28 U.S.C. § 1927 provides that, "[a]ny attorney . . . who so multiplies the proceedings in any case unreasonably and vexatiously may be required by the court to satisfy personally the excess costs, expenses, and attorneys' fees reasonably incurred because of such conduct." The Third Circuit has explained that this statute thus limits the imposition of sanctions to situations where an attorney has: "(1) multiplied proceedings; (2) unreasonably and vexatiously; (3) thereby increasing the cost of the proceedings; (4) with bad faith or with intentional misconduct." LaSalle Nat. Bank v. First Connecticut Holding Grp., LLC, 287 F.3d 279, 288 (3d Cir. 2002) (citation omitted).
Similarly, Local Rule 83.6.1, provides, in relevant part:
(b) No attorney shall, without just cause, . . . present to the court vexatious motions or vexatious opposition to motions or shall fail to prepare for presentation to the court, or shall otherwise so multiply the proceedings in a case as to increase unreasonably and vexatiously the costs thereof.

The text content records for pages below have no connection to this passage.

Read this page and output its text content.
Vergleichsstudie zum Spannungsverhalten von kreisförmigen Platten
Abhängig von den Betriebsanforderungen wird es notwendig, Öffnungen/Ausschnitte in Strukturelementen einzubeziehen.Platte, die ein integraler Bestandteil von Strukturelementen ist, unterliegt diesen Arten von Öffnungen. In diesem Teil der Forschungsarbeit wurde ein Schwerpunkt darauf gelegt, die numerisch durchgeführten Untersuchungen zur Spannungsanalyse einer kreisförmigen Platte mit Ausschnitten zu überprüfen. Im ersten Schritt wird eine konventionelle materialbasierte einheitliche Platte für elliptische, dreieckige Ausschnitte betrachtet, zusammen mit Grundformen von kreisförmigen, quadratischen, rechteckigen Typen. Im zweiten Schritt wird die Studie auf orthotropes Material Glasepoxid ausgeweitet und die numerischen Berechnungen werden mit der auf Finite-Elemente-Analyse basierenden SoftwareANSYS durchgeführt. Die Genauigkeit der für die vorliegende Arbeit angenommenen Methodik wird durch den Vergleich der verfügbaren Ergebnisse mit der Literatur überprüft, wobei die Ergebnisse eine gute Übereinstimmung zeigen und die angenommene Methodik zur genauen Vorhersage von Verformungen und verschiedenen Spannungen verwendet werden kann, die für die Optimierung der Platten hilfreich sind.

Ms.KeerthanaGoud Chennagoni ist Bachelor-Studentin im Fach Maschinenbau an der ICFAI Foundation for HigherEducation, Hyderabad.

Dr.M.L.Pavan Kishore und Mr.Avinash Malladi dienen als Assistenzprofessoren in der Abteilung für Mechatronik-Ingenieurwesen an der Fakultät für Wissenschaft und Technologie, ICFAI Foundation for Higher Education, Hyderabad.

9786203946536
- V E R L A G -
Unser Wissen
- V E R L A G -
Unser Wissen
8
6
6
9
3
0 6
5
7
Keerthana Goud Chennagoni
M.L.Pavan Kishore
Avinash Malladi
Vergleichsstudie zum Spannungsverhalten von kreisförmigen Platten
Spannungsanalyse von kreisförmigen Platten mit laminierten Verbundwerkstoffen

(c) Any attorney who fails to comply with . . . (b) may be disciplined as the court shall deem just.
In determining whether sanctions are appropriate, we have carefully considered the correspondence between counsel regarding this dispute, as well as each parties' characterization of the same, and we conclude that neither parties' conduct constitutes "bad faith" warranting the imposition of sanctions. While it is regrettable that the parties assumed such contentious positions on this issue, we find that the aggressive advocacy exhibited by counsel on both sides does not cross into the realm of conduct warranting sanctions. In fact, that the parties opted to bring the issue of sanctions before the Court at all in this circumstance is unfortunate and unwelcomed. Accordingly, both parties' motions for sanctions will be denied.
III. Conclusion
For the reasons set forth above, we will grant leave for Defendant to amend its answer to withdraw its Affirmative Defenses 13 and 14, which correspond to the Faragher/Ellerth defenses. Further, we will deny both parties' motions for sanctions. Our order follows.